Signed-off-by: Hitoshi Mitake <mitake.hitoshi at lab.ntt.co.jp>
---
v3: use _random() for test 077
v2: determine majoriby based on a number of live copies
dog/vdi.c | 84 ++++++++++++++++++++++++++++++++++++++++-------
tests/functional/077 | 85 ++++++++++++++++++++++++++++++++++++++++++++++++
tests/functional/077.out | 16 +++++++++
tests/functional/group | 1 +
4 files changed, 174 insertions(+), 12 deletions(-)
create mode 100755 tests/functional/077
create mode 100644 tests/functional/077.out
diff --git a/dog/vdi.c b/dog/vdi.c
index d9a9a0f..124fef4 100644
--- a/dog/vdi.c
+++ b/dog/vdi.c
@@ -1434,6 +1434,12 @@ struct vdi_check_work {
struct work work;
};
+enum vdi_check_result {
+ VDI_CHECK_NO_OBJ_FOUND,
+ VDI_CHECK_NO_MAJORITY_FOUND,
+ VDI_CHECK_SUCCESS,
+};
+
struct vdi_check_info {
uint64_t oid;
uint8_t nr_copies;
@@ -1442,7 +1448,8 @@ struct vdi_check_info {
uint64_t *done;
int refcnt;
struct work_queue *wq;
- struct vdi_check_work *base;
+ enum vdi_check_result result;
+ struct vdi_check_work *majority;
struct vdi_check_work vcw[0];
};
@@ -1462,7 +1469,7 @@ static void vdi_repair_work(struct work *work)

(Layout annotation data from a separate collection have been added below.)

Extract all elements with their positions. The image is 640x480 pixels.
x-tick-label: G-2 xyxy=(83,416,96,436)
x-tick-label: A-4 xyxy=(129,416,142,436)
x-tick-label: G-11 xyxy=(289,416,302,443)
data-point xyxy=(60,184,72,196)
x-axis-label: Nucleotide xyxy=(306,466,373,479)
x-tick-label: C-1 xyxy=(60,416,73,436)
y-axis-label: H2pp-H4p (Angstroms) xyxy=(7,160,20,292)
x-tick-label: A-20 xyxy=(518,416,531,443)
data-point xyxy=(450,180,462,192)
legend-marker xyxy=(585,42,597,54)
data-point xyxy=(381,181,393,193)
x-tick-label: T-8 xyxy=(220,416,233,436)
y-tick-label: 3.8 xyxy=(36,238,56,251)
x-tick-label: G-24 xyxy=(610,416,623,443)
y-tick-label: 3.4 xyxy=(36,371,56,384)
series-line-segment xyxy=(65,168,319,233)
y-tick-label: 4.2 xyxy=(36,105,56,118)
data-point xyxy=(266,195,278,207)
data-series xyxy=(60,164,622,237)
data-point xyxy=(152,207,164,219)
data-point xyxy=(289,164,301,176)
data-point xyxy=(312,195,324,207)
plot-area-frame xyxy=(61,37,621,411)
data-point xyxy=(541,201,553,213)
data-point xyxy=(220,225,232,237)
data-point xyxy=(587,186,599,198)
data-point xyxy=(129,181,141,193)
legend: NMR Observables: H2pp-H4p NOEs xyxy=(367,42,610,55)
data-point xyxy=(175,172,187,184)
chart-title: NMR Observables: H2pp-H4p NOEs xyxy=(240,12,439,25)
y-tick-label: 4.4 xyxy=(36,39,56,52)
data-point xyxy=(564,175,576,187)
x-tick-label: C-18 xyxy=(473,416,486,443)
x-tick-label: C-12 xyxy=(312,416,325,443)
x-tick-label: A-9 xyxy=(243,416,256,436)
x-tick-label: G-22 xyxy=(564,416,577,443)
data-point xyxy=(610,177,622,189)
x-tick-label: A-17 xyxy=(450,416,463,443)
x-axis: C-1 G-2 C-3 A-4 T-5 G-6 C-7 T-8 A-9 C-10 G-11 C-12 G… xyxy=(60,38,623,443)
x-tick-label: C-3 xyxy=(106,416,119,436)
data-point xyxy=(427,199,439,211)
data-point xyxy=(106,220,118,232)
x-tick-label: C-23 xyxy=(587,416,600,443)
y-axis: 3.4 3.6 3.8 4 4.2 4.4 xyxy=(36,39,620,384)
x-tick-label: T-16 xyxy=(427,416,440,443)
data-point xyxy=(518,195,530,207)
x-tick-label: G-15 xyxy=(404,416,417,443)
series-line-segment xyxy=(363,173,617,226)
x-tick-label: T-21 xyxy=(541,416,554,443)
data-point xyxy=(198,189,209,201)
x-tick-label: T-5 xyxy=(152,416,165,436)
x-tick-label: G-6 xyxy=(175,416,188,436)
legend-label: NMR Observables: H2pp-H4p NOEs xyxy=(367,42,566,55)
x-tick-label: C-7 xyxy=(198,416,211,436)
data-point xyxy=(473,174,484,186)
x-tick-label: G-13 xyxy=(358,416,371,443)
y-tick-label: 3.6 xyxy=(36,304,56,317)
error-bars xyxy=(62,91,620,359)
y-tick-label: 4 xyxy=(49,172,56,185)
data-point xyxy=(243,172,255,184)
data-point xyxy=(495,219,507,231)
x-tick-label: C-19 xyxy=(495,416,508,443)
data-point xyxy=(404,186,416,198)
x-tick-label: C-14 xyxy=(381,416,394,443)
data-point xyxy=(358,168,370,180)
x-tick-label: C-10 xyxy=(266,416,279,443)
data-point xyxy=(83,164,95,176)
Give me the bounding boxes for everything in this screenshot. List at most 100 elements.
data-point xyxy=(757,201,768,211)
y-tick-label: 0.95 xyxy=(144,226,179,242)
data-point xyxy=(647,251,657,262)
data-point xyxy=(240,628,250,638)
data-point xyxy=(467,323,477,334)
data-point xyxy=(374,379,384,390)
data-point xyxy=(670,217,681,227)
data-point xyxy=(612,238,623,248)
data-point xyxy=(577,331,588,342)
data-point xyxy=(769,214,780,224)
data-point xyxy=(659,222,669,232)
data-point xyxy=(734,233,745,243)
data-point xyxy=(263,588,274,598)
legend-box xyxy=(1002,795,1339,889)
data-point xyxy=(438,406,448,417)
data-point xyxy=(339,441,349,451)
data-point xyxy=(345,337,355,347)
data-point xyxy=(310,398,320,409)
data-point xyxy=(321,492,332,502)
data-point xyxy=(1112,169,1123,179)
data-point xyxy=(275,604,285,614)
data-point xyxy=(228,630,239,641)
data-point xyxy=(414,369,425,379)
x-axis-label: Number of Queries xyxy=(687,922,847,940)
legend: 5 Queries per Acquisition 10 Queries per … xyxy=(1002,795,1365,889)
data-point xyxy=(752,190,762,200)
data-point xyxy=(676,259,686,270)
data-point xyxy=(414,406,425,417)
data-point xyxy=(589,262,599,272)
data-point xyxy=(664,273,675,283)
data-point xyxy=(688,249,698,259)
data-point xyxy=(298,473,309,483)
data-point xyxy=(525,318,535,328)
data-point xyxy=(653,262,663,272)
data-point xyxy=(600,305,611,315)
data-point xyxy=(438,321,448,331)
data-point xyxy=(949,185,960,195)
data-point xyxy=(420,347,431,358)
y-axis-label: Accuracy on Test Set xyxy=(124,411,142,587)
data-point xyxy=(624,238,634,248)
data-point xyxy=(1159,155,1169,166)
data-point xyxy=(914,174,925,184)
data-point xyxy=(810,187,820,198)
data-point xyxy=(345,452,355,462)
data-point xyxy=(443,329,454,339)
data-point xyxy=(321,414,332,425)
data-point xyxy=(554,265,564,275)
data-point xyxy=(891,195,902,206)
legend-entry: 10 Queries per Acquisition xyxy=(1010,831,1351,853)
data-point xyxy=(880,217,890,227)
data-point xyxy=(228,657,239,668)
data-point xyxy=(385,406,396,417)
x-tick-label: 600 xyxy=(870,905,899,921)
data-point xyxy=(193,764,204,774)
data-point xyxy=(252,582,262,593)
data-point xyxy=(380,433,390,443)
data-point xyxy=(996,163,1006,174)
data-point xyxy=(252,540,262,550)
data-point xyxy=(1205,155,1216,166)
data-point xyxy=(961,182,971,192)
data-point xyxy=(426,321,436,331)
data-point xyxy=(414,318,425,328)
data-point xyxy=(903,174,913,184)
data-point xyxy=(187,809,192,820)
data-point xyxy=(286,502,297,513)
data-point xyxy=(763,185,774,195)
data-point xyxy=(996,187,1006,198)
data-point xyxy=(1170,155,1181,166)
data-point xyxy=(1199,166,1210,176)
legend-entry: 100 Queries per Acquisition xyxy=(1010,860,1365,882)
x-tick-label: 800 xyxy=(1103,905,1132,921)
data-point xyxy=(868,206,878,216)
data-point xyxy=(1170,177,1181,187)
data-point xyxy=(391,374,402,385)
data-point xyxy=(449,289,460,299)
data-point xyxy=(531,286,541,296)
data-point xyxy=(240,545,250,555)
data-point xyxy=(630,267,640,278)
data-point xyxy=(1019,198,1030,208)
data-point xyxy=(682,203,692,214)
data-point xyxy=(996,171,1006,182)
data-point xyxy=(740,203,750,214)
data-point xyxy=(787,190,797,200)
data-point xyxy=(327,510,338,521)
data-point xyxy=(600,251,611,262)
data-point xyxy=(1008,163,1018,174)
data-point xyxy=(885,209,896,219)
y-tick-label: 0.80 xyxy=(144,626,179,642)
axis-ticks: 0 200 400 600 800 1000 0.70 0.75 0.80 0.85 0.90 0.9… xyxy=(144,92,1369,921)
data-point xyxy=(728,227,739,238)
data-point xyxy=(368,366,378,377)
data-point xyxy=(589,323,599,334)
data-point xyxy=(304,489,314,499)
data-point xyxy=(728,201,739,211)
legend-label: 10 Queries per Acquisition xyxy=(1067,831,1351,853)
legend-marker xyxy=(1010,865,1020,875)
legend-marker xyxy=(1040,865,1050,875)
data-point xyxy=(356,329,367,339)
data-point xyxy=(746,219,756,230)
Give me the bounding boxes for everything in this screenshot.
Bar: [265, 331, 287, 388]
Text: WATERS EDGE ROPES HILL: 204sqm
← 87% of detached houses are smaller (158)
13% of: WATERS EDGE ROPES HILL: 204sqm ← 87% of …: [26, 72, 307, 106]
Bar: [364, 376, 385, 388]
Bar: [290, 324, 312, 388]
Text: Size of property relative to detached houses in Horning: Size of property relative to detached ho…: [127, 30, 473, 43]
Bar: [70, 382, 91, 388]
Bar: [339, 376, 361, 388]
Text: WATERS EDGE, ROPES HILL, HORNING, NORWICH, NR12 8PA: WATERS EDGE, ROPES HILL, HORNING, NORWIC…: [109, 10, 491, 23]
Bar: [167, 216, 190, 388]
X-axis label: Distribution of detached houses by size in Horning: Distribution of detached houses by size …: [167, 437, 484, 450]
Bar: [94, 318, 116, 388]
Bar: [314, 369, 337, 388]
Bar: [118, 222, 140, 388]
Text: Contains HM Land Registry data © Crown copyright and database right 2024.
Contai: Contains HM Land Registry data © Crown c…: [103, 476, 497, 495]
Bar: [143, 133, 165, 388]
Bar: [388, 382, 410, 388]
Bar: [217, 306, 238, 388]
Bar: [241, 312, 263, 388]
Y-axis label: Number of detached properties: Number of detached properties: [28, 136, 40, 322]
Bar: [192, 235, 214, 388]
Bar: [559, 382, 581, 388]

struct vdi_check_info *info = vcw->info;
void *buf;
- buf = read_object_from(info->base->vnode, info->oid);
+ buf = read_object_from(info->majority->vnode, info->oid);
write_object_to(vcw->vnode, info->oid, buf, !vcw->object_found, 0);
free(buf);
}
@@ -1511,10 +1518,8 @@ static void vdi_check_object_work(struct work *work)
switch (rsp->result) {
case SD_RES_SUCCESS:
vcw->object_found = true;
- if (!is_erasure_oid(info->oid, info->copy_policy)) {
+ if (!is_erasure_oid(info->oid, info->copy_policy))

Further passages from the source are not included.